Руны земли - Георг Киппер

При такой дотошности всегда трудно сделать первый шаг. Хорошо, когда рядом отец или такой лихой воитель, как Ульвкелль, у которого все спорится, что в походе, что в усадьбе. Не станет ли Хальвдан слишком умным правителем, пребывающим в сомнениях, справится ли с таким выбором, когда решение принимается быстро, как удар меча? Пойдут ли за ним воины старой дружины, растившие его все эти восемь лет морских походов и три года покорения округи Алдейгьи? Вопросы возвращались к Эйстейну, как и к любому отцу.
Но вот послышались шаги сына. Эйстейн взглянул на двери. Исгерд перехватила его взгляд. Юная танцовщица крутила колесо, и платье ее опадало, обнажая и вновь скрывая юное тело. Стирманы, впередсмотрящие и знаменосцы кораблей весело гудели от такой забавы. Тут двери открылись, и вошел Хальвдан с людьми.
Эйстейн, конечно, зря беспокоился: словно стая матерых волков вошла в халл. Впереди сын, мягкий и опасный. Серые глаза, видящие сразу всех в халле, спокойные движения не двадцатилетнего забияки, а воина, прошедшего десятки битв на суше и на море. Улыбнулся, глядя на танцовщицу. Повел головой, убирая светло-русые волосы со лба. Прошел на скамью напротив отца, за ним его друзья детства, ближайшие соратники, с которыми он вырос и прошел первые испытания, у всех могучие плечи, бычьи шеи, острые глаза и похожие на вызов улыбки.
Юные ходоки по натянутым веревкам, спустившись на землю, перебрасывали теперь факелы между высокими столбами, и сполохи света метались по балкам и стенам халла. Эйстейн взглянул в глаза Хальвдана.

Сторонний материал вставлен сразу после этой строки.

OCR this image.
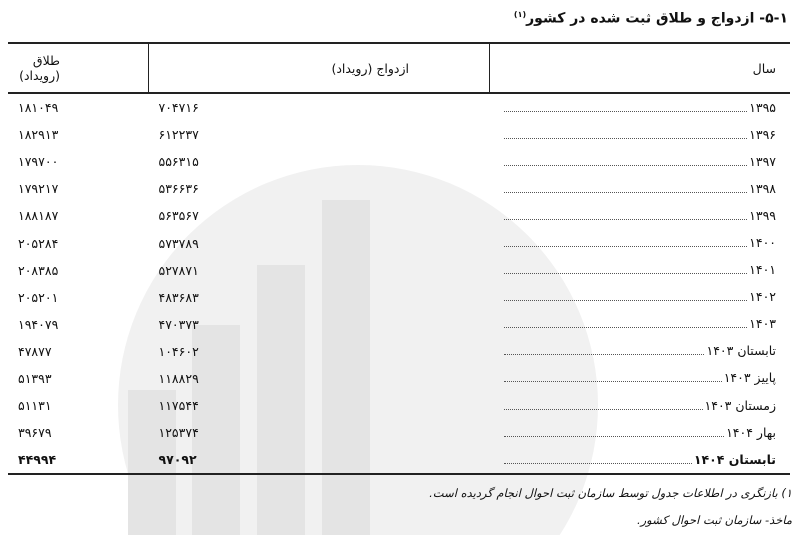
۵-۱- ازدواج و طلاق ثبت شده در کشور$^{(۱)}$
سال	ازدواج (رویداد)	طلاق (رویداد)

۱۳۹۵	۷۰۴۷۱۶	۱۸۱۰۴۹

۱۳۹۶	۶۱۲۲۳۷	۱۸۲۹۱۳

۱۳۹۷	۵۵۶۳۱۵	۱۷۹۷۰۰

۱۳۹۸	۵۳۶۶۳۶	۱۷۹۲۱۷

۱۳۹۹	۵۶۳۵۶۷	۱۸۸۱۸۷

۱۴۰۰	۵۷۳۷۸۹	۲۰۵۲۸۴

۱۴۰۱	۵۲۷۸۷۱	۲۰۸۳۸۵

۱۴۰۲	۴۸۳۶۸۳	۲۰۵۲۰۱

۱۴۰۳	۴۷۰۳۷۳	۱۹۴۰۷۹

تابستان ۱۴۰۳	۱۰۴۶۰۲	۴۷۸۷۷

پاییز ۱۴۰۳	۱۱۸۸۲۹	۵۱۳۹۳

زمستان ۱۴۰۳	۱۱۷۵۴۴	۵۱۱۳۱

بهار ۱۴۰۴	۱۲۵۳۷۴	۳۹۶۷۹

تابستان ۱۴۰۴	۹۷۰۹۲	۴۴۹۹۴
۱) بازنگری در اطلاعات جدول توسط سازمان ثبت احوال انجام گردیده است.
ماخذ- سازمان ثبت احوال کشور.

– На нижние пороги Олхавы пришел прусский купец, – ответил сын. – У него двенадцать человек вэрингов. Говорят, потеряли корабль и почти весь товар на Ильмери во время шторма. Добрались до Хольмгарда, где Эгиль-херсир помог им. Говорят, он хорошо их принял, они показали от него знаки, но теперь просятся перезимовать здесь, в Алдейгьюборге, чтобы завязать знакомства на будущее.
– Что за люди?
– Купец Альгис, вэрингов ведут два брата, обоих зовут Грим, люди Хрольфа-конунга, что правит криевисами, ливами и латами на Дуне-реке.

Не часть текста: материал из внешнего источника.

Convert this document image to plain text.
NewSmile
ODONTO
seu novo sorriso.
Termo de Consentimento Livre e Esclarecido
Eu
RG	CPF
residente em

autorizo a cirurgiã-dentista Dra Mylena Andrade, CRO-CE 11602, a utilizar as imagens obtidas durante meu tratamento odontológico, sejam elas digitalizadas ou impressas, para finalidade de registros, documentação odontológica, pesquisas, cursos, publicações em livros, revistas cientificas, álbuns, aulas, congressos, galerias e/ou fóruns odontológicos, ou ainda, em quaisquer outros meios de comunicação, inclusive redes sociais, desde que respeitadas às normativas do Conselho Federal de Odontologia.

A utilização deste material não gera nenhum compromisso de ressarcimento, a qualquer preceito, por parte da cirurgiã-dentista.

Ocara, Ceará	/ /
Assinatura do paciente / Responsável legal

– Не о нем ли мы слышали на берегу в Ливланде? Купцы из богатых краев – хорошая новость! Им, наверное, есть что рассказать.

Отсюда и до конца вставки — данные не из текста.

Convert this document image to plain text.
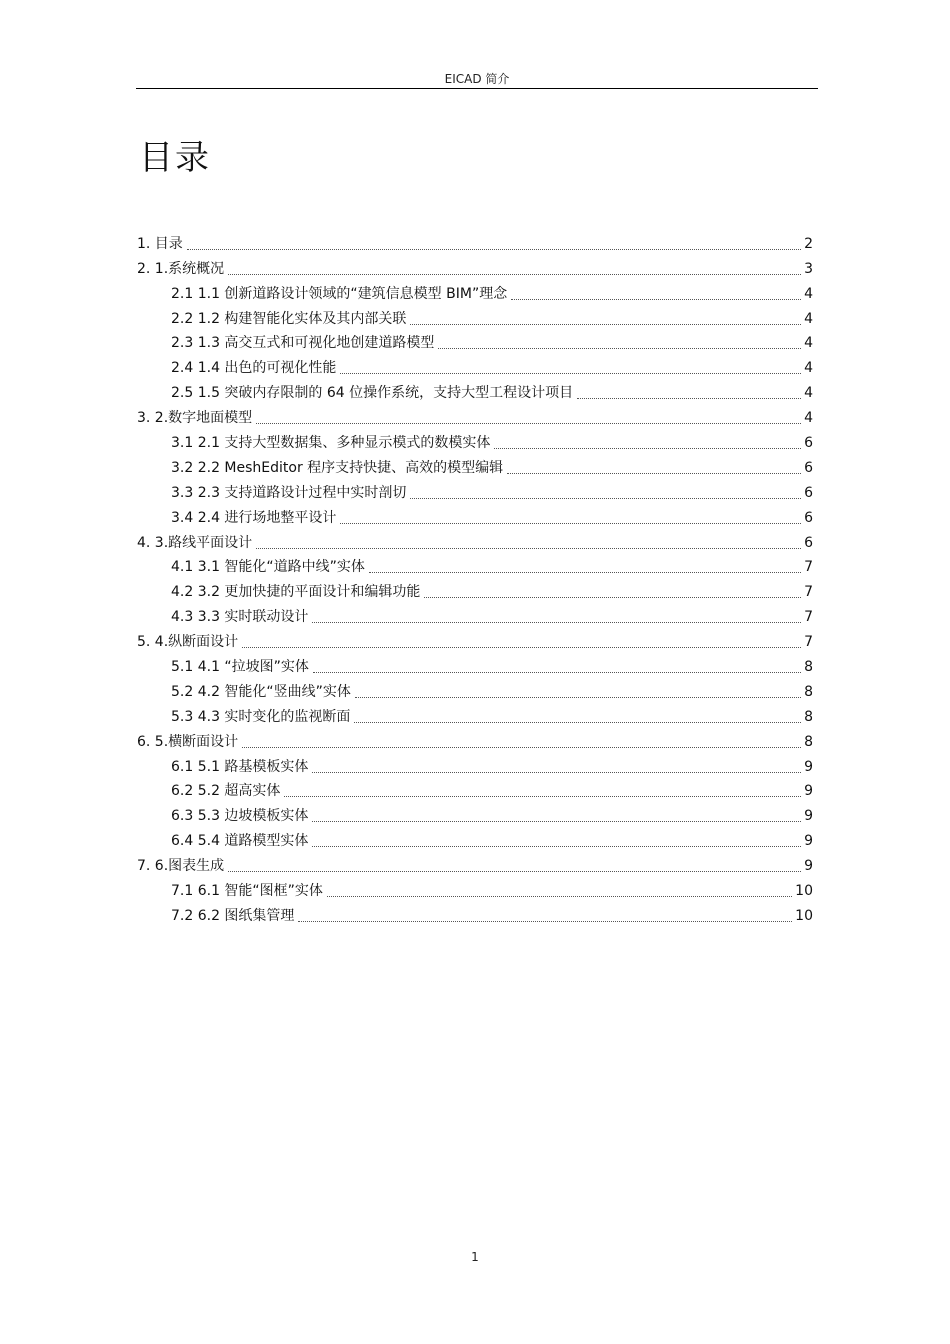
EICAD 简介
目录
1. 目录	2
2. 1.系统概况	3
2.1 1.1 创新道路设计领域的“建筑信息模型 BIM”理念	4
2.2 1.2 构建智能化实体及其内部关联	4
2.3 1.3 高交互式和可视化地创建道路模型	4
2.4 1.4 出色的可视化性能	4
2.5 1.5 突破内存限制的 64 位操作系统，支持大型工程设计项目	4
3. 2.数字地面模型	4
3.1 2.1 支持大型数据集、多种显示模式的数模实体	6
3.2 2.2 MeshEditor 程序支持快捷、高效的模型编辑	6
3.3 2.3 支持道路设计过程中实时剖切	6
3.4 2.4 进行场地整平设计	6
4. 3.路线平面设计	6
4.1 3.1 智能化“道路中线”实体	7
4.2 3.2 更加快捷的平面设计和编辑功能	7
4.3 3.3 实时联动设计	7
5. 4.纵断面设计	7
5.1 4.1 “拉坡图”实体	8
5.2 4.2 智能化“竖曲线”实体	8
5.3 4.3 实时变化的监视断面	8
6. 5.横断面设计	8
6.1 5.1 路基模板实体	9
6.2 5.2 超高实体	9
6.3 5.3 边坡模板实体	9
6.4 5.4 道路模型实体	9
7. 6.图表生成	9
7.1 6.1 智能“图框”实体	10
7.2 6.2 图纸集管理	10
1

– Я так и решил, отец… и велел пропустить их.
– Хорошо. Что там за шум?
Из-за дверей высунулся дренг.
– Финны просят мяса! Пришли все ряженые.
Эйстейн взглянул на Исгерд. Она напомнила:
– Я говорила тебе вчера, что во время забоя скота здесь есть такой обычай: дети с девушками просят у бондов свежего мяса, поют песни, желают скотине пережить зиму, а коровкам весной отелиться. Никто не отказывает – этот дар приносит удачу. Я все уже приготовила. – Исгерд повернулась к прислуге: – Принесите вареной свинины и кровяной колбасы, чтобы каждый мог подать им. По три раза!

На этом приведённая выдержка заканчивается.